KT: Are there other areas where it would be acceptable and, frankly, strategic to get a partner and develop a utility across several Blues? Several Blue utilities already have been built: NASCO for claims processing, Blue Health Intelligence for benchmarking, USAble Life for ancillary benefits and Prime Therapeutics for PBM services.

 

HA: The idea of building some sort of an analytics AI and ML utility across Blues has been in the air for years. For one reason or another, things don’t come to fruition. It feels like some sort of an external magnetic force, if you will, is needed to piece it together. In my mind, it’s not a matter of whether it will be done. Rather, it’s who does it first. I think it’s a given that something of that sort is going to happen in the next few years.

 

The opportunity so far has been thought of as a utility for the Blues has to be built by the Blues. And I’m more in the camp of a utility for the Blues must be enabled by the Blues. The underlying building blocks might be better, in my opinion, if they’re done by someone else. Why? Because design choices require neutrality and objectivity. How do you monetize the model when you’re talking about bringing capabilities and the intersection of lives under care? What does that mean in terms of who contributes what, in what way and how much? Those questions have run these projects into a wall in the past.
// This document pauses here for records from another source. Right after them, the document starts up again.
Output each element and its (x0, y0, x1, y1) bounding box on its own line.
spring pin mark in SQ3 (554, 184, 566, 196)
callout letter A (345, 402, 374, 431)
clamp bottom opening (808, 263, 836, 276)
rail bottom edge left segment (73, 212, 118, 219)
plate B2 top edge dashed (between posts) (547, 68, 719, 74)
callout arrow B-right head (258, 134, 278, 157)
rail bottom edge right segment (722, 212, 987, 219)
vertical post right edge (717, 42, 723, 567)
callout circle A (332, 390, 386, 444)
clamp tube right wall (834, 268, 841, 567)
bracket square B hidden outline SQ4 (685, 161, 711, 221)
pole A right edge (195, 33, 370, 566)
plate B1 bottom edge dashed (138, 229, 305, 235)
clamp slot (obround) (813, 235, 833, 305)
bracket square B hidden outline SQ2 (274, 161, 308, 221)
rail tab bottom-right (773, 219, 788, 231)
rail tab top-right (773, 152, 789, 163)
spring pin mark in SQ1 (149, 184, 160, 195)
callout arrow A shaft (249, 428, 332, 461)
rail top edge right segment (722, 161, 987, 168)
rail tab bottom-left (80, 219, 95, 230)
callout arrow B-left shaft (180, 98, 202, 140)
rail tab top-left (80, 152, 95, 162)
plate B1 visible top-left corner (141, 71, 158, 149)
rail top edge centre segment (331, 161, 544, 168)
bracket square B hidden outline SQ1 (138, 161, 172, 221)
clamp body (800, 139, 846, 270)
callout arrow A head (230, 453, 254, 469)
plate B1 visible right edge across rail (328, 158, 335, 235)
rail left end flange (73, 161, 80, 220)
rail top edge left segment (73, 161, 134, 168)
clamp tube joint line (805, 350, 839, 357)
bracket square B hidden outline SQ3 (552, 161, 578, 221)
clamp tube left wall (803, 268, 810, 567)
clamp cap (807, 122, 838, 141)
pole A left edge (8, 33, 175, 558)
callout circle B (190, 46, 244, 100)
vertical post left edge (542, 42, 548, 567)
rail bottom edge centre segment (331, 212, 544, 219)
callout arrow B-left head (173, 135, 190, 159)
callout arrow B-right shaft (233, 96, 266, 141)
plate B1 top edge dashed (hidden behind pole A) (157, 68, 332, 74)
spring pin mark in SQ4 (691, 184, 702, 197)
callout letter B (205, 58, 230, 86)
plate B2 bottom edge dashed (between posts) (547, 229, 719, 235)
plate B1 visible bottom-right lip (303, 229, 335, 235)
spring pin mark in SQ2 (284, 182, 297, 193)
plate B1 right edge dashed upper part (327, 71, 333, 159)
Taking them off the table and encapsulating them with another entity that becomes the enabler has the most likelihood of success, particularly if we’re going to move forward in the next couple years.

 

KT: Looking ahead, what near-term changes could health plans lead to improve the future of healthcare?

 

HA: How to share data in a much more liquid way across organizations is going to be, in my opinion, the lifeblood of where healthcare goes and what we succeed in versus what we get innovated out of. We need to start to connect data wherever we can without worrying about the perfect platform. If I can start with 100,000 lives, I’ll start there. If I have to re-platform three, four years down the line, we’ll figure that piece out.

 

At this critical juncture in the healthcare industry’s shift from traditional fee-for-service to value-based care arrangements, BCBS acts as a valuable role model. Setting aside its more flexible ownership structure and lower sensitivity to earnings pressure, the ability for these companies to work across internal silos and large geographies to mitigate risk and create new business opportunities is instructive. The extent to which regional and national carriers watch from the sidelines or take inspired action of their own sets the stage not only for their success but also for the future of patient-centered care.